Factoid question answering for spoken documents

  1. Comas Umbert, Pere Ramon
unter der Leitung von:
  1. Jordi Turmo Doktorvater/Doktormutter
  2. Lluís Márquez Villodre Doktorvater/Doktormutter

Universität der Verteidigung: Universitat Politècnica de Catalunya (UPC)

Fecha de defensa: 12 von Juni von 2012

Gericht:
  1. Horacio Rodríguez Hontoria Präsident/in
  2. Lluís Padró Cirera Sekretär/in
  3. Maarten de Rijke Vocal
  4. José-Luis Vicedo González Vocal
  5. Sophie Rosset Vocal

Art: Dissertation

Teseo: 114066 DIALNET

Zusammenfassung

In this dissertation, we present a factoid question answering system, specifically tailored for Question Answering (QA) on spoken documents. This work explores, for the first time, which techniques can be robustly adapted from the usual QA on written documents to the more difficult spoken documents scenario. More specifically, we study new information retrieval (IR) techniques designed for speech, and utilize several levels of linguistic information for the speech-based QA task. These include named-entity detection with phonetic information, syntactic parsing applied to speech transcripts, and the use of coreference resolution. Our approach is largely based on supervised machine learning techniques, with special focus on the answer extraction step, and makes little use of handcrafted knowledge. Consequently, it should be easily adaptable to other domains and languages.

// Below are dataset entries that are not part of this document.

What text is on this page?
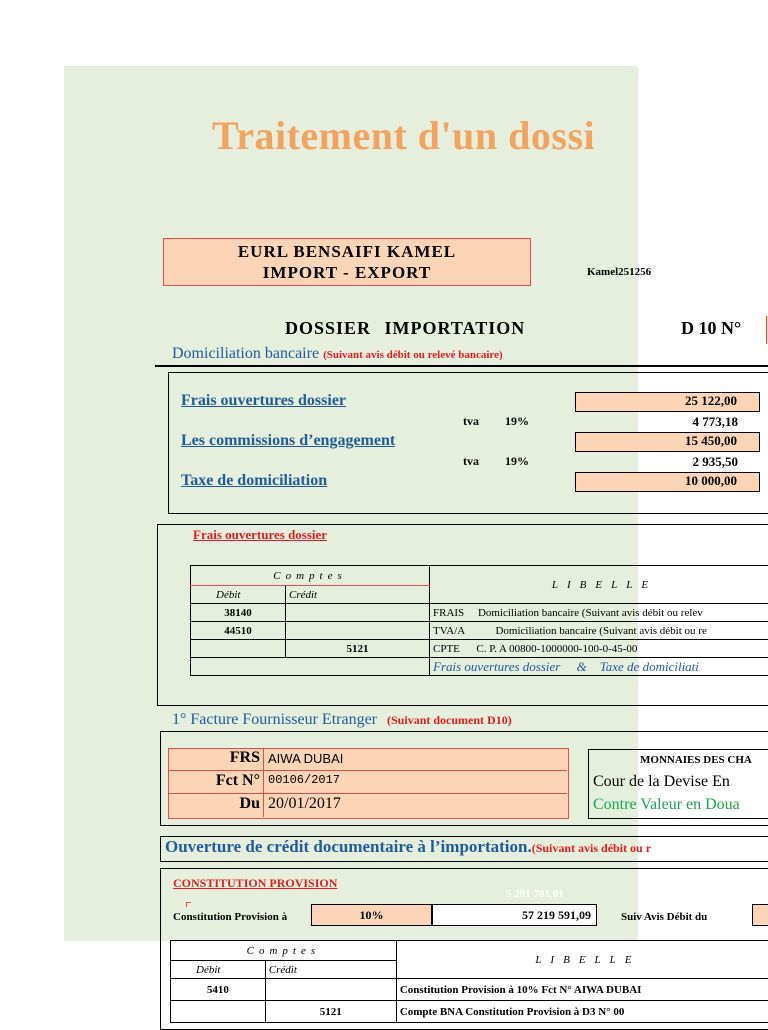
Traitement d'un dossi
EURL BENSAIFI KAMEL
IMPORT - EXPORT	Kamel251256
DOSSIER IMPORTATION	D 10 N°
Domiciliation bancaire (Suivant avis débit ou relevé bancaire)
Frais ouvertures dossier	25 122,00
tva 19%	4 773,18
Les commissions d’engagement	15 450,00
tva 19%	2 935,50
Taxe de domiciliation	10 000,00
Frais ouvertures dossier
Comptes		LIBELLE
Débit	Crédit	
38140		FRAIS Domiciliation bancaire (Suivant avis débit ou relev
44510		TVA/A Domiciliation bancaire (Suivant avis débit ou re
	5121	CPTE C. P. A 00800-1000000-100-0-45-00
		Frais ouvertures dossier & Taxe de domiciliati
1° Facture Fournisseur Etranger (Suivant document D10)
FRS AIWA DUBAI
Fct N° 00106/2017
Du 20/01/2017
MONNAIES DES CHA
Cour de la Devise En
Contre Valeur en Doua
Ouverture de crédit documentaire à l’importation.(Suivant avis débit ou r
CONSTITUTION PROVISION
5 201 781,01
Constitution Provision à	10%	57 219 591,09	Suiv Avis Débit du
Comptes		LIBELLE
Débit	Crédit	
5410		Constitution Provision à 10% Fct N° AIWA DUBAI
	5121	Compte BNA Constitution Provision à D3 N° 00
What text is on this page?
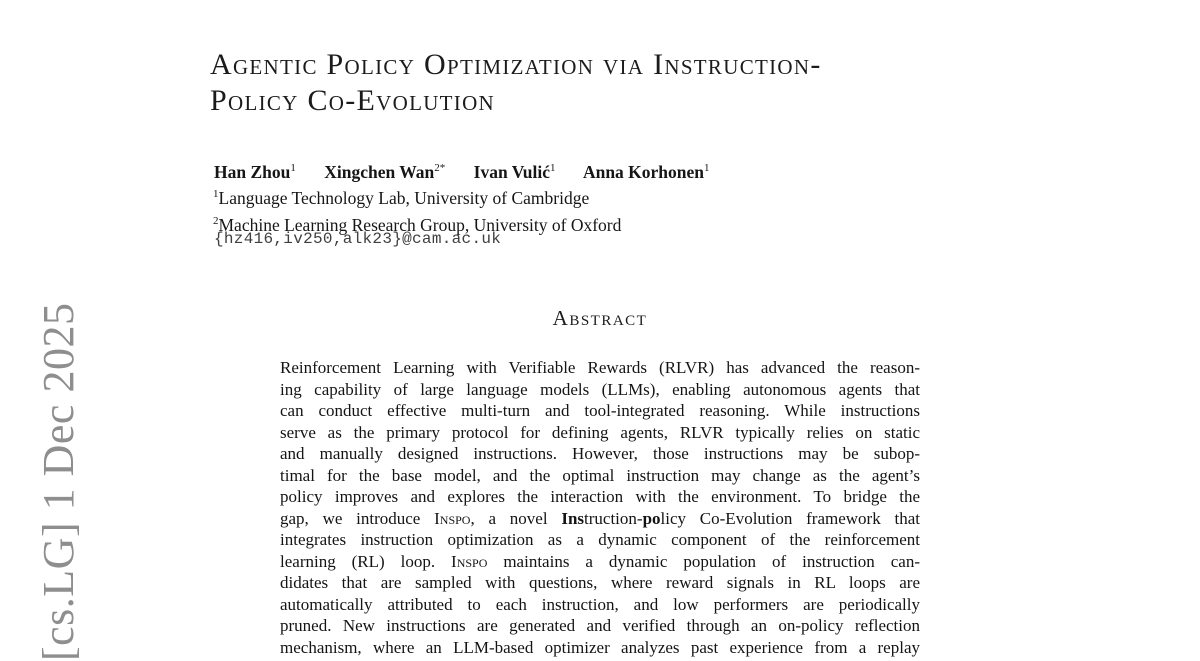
[cs.LG] 1 Dec 2025
Agentic Policy Optimization via Instruction-
Policy Co-Evolution
Han Zhou$^1$ Xingchen Wan$^{2*}$ Ivan Vulić$^1$ Anna Korhonen$^1$
$^1$Language Technology Lab, University of Cambridge
$^2$Machine Learning Research Group, University of Oxford
{hz416,iv250,alk23}@cam.ac.uk
Abstract
Reinforcement Learning with Verifiable Rewards (RLVR) has advanced the reason-
ing capability of large language models (LLMs), enabling autonomous agents that
can conduct effective multi-turn and tool-integrated reasoning. While instructions
serve as the primary protocol for defining agents, RLVR typically relies on static
and manually designed instructions. However, those instructions may be subop-
timal for the base model, and the optimal instruction may change as the agent’s
policy improves and explores the interaction with the environment. To bridge the
gap, we introduce Inspo, a novel Instruction-policy Co-Evolution framework that
integrates instruction optimization as a dynamic component of the reinforcement
learning (RL) loop. Inspo maintains a dynamic population of instruction can-
didates that are sampled with questions, where reward signals in RL loops are
automatically attributed to each instruction, and low performers are periodically
pruned. New instructions are generated and verified through an on-policy reflection
mechanism, where an LLM-based optimizer analyzes past experience from a replay
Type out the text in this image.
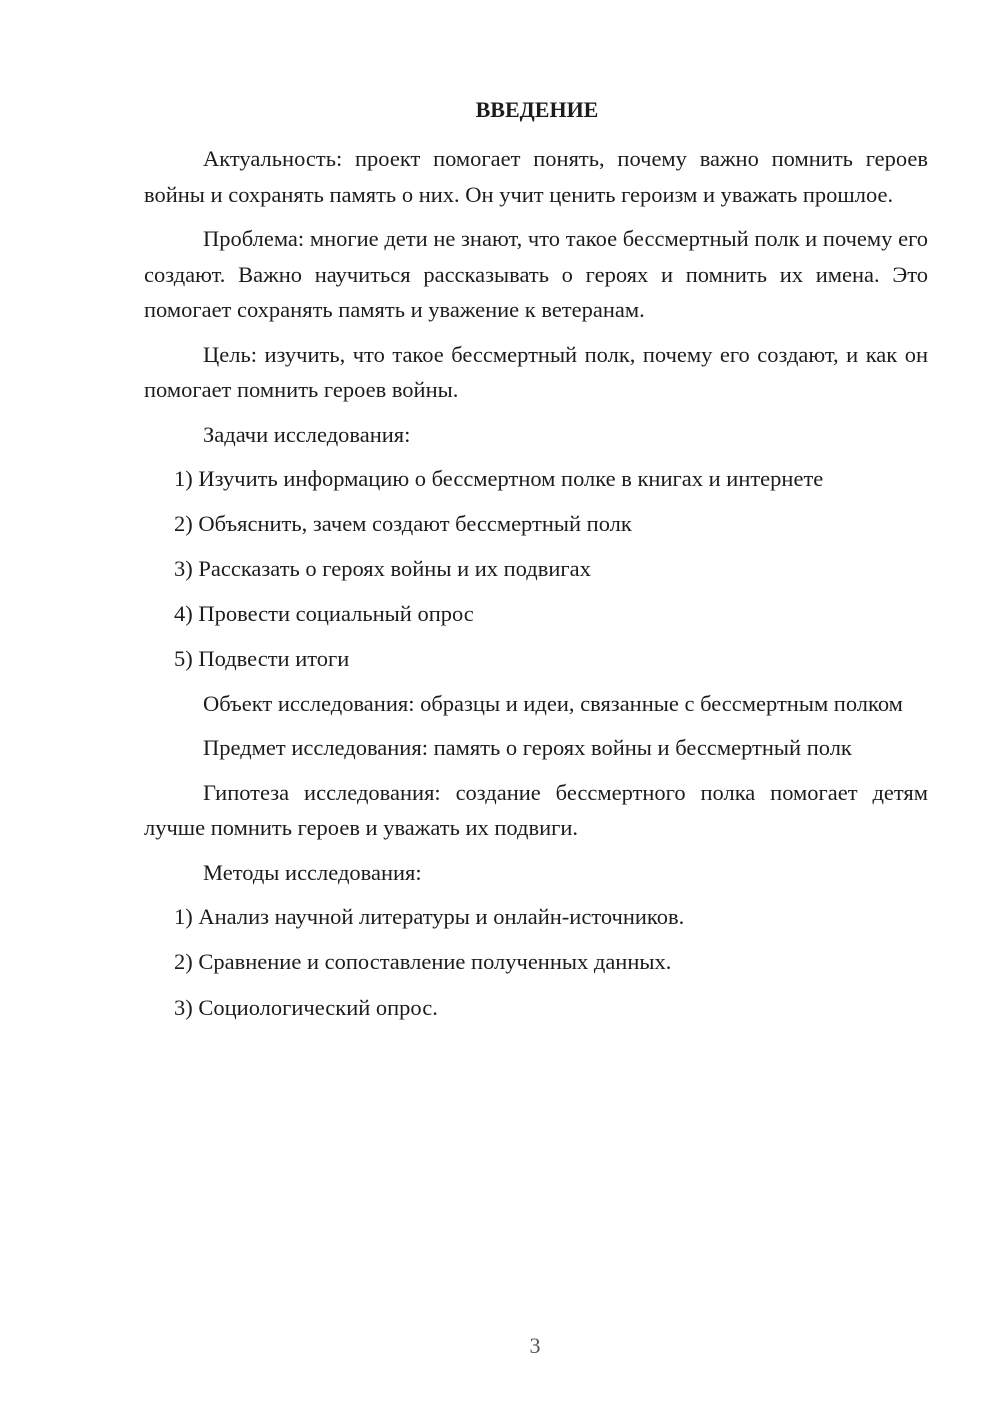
ВВЕДЕНИЕ

Актуальность: проект помогает понять, почему важно помнить героев войны и сохранять память о них. Он учит ценить героизм и уважать прошлое.

Проблема: многие дети не знают, что такое бессмертный полк и почему его создают. Важно научиться рассказывать о героях и помнить их имена. Это помогает сохранять память и уважение к ветеранам.

Цель: изучить, что такое бессмертный полк, почему его создают, и как он помогает помнить героев войны.

Задачи исследования:

1) Изучить информацию о бессмертном полке в книгах и интернете
2) Объяснить, зачем создают бессмертный полк
3) Рассказать о героях войны и их подвигах
4) Провести социальный опрос
5) Подвести итоги

Объект исследования: образцы и идеи, связанные с бессмертным полком

Предмет исследования: память о героях войны и бессмертный полк

Гипотеза исследования: создание бессмертного полка помогает детям лучше помнить героев и уважать их подвиги.

Методы исследования:

1) Анализ научной литературы и онлайн-источников.
2) Сравнение и сопоставление полученных данных.
3) Социологический опрос.
3
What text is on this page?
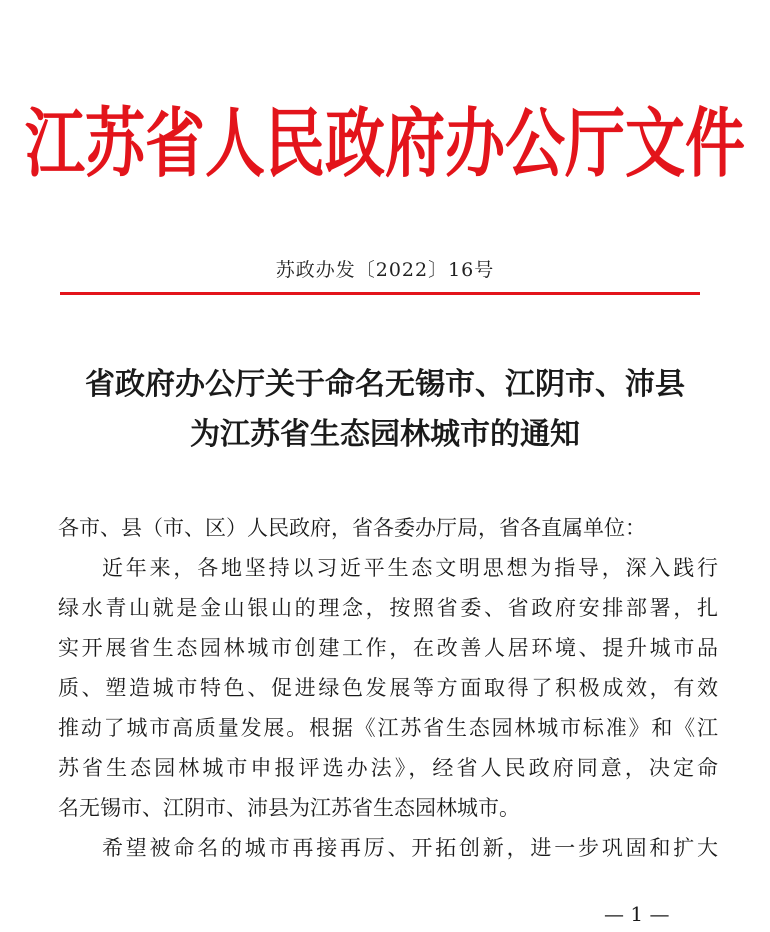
江苏省人民政府办公厅文件
苏政办发〔2022〕16号
省政府办公厅关于命名无锡市、江阴市、沛县
为江苏省生态园林城市的通知
各市、县（市、区）人民政府，省各委办厅局，省各直属单位：
近年来，各地坚持以习近平生态文明思想为指导，深入践行
绿水青山就是金山银山的理念，按照省委、省政府安排部署，扎
实开展省生态园林城市创建工作，在改善人居环境、提升城市品
质、塑造城市特色、促进绿色发展等方面取得了积极成效，有效
推动了城市高质量发展。根据《江苏省生态园林城市标准》和《江
苏省生态园林城市申报评选办法》，经省人民政府同意，决定命
名无锡市、江阴市、沛县为江苏省生态园林城市。
希望被命名的城市再接再厉、开拓创新，进一步巩固和扩大
— 1 —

In the work resulting of this Thesis, we have impulsed and coordinated the creation of an evaluation framework for the task of QA on spoken documents. The framework, named QAst, provides multi-lingual corpora, evaluation questions, and answers key. These corpora have been used in the QAst evaluation that was held in the CLEF workshop for the years 2007, 2008 and 2009, thus helping the developing of state-of-the-art techniques for this particular topic. The presentend QA system and all its modules are extensively evaluated on the European Parliament Plenary Sessions English corpus composed of manual transcripts and automatic transcripts obtained by three different Automatic Speech Recognition (ASR) systems that exhibit significantly different word error rates. This data belongs to the CLEF 2009 track for QA on speech transcripts. The main results confirm that syntactic information is very useful for learning to rank question candidates, improving results on both manual and automatic transcripts unless the ASR quality is very low. Overall, the performance of our system is comparable or better than the state-of-the-art on this corpus, confirming the validity of our approach.